Pakistan Army killed high level TTP commanders including Manan
20 December, 2014
LANDIKOTAL/QUETTA/KARACHI: The Pakistani army said it has killed 59 militants, including some TTP commanders, in clashes in the northwest, including 32 in an ambush in a remote valley near the Afghan border, in intensified fighting since this week’s Taliban massacre of children at a school.
A TTP commander, Najamuddin, was shot dead and two others members of TTP arrested in a search operation launched by Frontier Corps and intelligence agencies in Ziarat early on Friday. Balochistan Home Secretary Akber Hussain Durani confirmed the killing, saying, “Acting on a tip-off Frontier Corps Balochistan along with security agencies launched a search operation in Sanjavi some 65km from District Ziarat where they confronted Tehreek-e Taliban TTP’s commander.”
The ambush took place overnight in the northwestern Tirah valley in the Khyber Agency, one of the main smuggling routes for arms and insurgents crossing between Afghanistan and Pakistan. “Security forces ambushed (the) moving group ... Fleeing terrorists left behind bodies of their accomplices,” the military said in a statement. There was no independent verification of the clash. The military also said late on Thursday that 17 militants were killed in air strikes in Khyber and 10 in ground fighting.

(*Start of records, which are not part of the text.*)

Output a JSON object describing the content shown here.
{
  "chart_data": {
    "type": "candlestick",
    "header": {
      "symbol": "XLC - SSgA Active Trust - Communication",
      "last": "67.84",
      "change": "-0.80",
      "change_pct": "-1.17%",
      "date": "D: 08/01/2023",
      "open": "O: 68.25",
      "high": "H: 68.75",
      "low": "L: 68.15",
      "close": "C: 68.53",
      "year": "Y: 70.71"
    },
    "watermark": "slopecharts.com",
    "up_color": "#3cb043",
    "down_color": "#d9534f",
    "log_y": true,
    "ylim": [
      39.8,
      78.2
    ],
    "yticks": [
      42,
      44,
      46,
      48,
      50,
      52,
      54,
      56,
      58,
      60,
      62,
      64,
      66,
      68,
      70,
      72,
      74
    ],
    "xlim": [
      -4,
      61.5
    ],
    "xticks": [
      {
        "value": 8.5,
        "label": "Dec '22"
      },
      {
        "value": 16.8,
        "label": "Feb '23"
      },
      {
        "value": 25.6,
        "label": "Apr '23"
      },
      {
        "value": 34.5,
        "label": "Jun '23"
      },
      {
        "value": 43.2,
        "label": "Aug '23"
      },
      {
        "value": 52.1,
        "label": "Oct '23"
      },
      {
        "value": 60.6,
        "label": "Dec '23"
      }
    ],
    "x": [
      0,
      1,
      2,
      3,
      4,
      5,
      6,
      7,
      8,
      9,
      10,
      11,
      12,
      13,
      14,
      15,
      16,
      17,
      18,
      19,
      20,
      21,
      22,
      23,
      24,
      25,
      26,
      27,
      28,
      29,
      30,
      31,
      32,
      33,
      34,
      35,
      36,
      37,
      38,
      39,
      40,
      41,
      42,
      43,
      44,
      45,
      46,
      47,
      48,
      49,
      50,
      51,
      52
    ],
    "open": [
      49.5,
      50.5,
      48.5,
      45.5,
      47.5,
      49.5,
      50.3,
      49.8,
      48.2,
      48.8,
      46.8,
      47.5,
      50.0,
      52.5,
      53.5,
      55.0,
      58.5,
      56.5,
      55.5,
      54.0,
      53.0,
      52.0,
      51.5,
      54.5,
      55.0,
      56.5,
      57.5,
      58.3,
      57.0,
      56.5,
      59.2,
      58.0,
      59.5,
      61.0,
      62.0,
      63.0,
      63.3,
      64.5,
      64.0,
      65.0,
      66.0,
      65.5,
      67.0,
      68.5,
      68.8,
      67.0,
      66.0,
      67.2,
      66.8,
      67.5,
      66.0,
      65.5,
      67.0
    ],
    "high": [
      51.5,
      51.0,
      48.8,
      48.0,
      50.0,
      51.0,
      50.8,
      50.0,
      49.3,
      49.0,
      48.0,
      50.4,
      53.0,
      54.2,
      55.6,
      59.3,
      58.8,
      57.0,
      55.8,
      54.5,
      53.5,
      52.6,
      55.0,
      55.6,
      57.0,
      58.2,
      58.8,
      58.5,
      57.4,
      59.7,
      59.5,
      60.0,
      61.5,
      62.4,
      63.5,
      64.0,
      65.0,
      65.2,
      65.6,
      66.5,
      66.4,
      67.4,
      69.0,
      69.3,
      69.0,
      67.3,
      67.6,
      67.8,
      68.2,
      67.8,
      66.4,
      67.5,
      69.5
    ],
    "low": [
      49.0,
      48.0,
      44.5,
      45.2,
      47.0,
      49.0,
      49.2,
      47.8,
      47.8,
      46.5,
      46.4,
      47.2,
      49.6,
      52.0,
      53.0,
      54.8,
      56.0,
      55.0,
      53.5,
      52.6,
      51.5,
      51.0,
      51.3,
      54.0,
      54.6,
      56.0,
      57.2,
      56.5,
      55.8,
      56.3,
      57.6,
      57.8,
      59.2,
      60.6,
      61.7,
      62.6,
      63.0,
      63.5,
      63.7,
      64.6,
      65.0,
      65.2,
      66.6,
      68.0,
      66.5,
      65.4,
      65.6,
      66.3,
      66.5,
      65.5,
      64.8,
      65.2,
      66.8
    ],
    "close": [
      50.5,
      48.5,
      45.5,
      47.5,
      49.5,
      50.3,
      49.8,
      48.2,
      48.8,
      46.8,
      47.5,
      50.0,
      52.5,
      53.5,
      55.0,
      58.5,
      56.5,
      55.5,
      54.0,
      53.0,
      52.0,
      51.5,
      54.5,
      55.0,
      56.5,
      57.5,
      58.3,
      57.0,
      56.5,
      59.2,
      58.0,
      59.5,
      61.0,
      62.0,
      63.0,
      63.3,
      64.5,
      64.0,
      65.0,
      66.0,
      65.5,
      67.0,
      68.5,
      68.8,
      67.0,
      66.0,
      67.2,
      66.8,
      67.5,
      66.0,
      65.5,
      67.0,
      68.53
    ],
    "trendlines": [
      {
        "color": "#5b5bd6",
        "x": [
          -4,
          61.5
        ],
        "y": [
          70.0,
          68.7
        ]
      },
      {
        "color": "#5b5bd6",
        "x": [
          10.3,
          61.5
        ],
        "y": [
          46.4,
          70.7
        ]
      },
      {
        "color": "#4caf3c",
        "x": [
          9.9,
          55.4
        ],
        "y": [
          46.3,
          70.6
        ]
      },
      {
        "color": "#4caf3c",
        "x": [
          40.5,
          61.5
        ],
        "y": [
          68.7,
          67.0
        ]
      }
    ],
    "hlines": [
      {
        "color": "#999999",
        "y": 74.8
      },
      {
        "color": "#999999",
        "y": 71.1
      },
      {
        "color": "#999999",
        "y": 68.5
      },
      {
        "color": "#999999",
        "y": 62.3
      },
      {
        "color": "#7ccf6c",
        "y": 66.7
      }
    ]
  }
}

The army is fighting offensives against Pakistani Taliban insurgents in Khyber as well as the North Waziristan region, which is also on the Afghan border. But the pace of operations has picked up since Pakistani Taliban suicide attackers killed 132 schoolchildren, nine teachers and a soldier at a military-run high school in Peshawar on Tuesday. The assault was the deadliest militant attack ever in Pakistan. Footage of terrified children and classrooms awash with blood has provoked a wave of revulsion in a country mostly inured to daily violence.
The Pakistani Taliban, who are allied with but separate from the Afghan Taliban, said the school attack was revenge for the offensive against them and they accused the military of killing civilians in remote areas where journalists are forbidden to go. Since the school attack, the government has promised that Pakistan would not discriminate between different militant factions.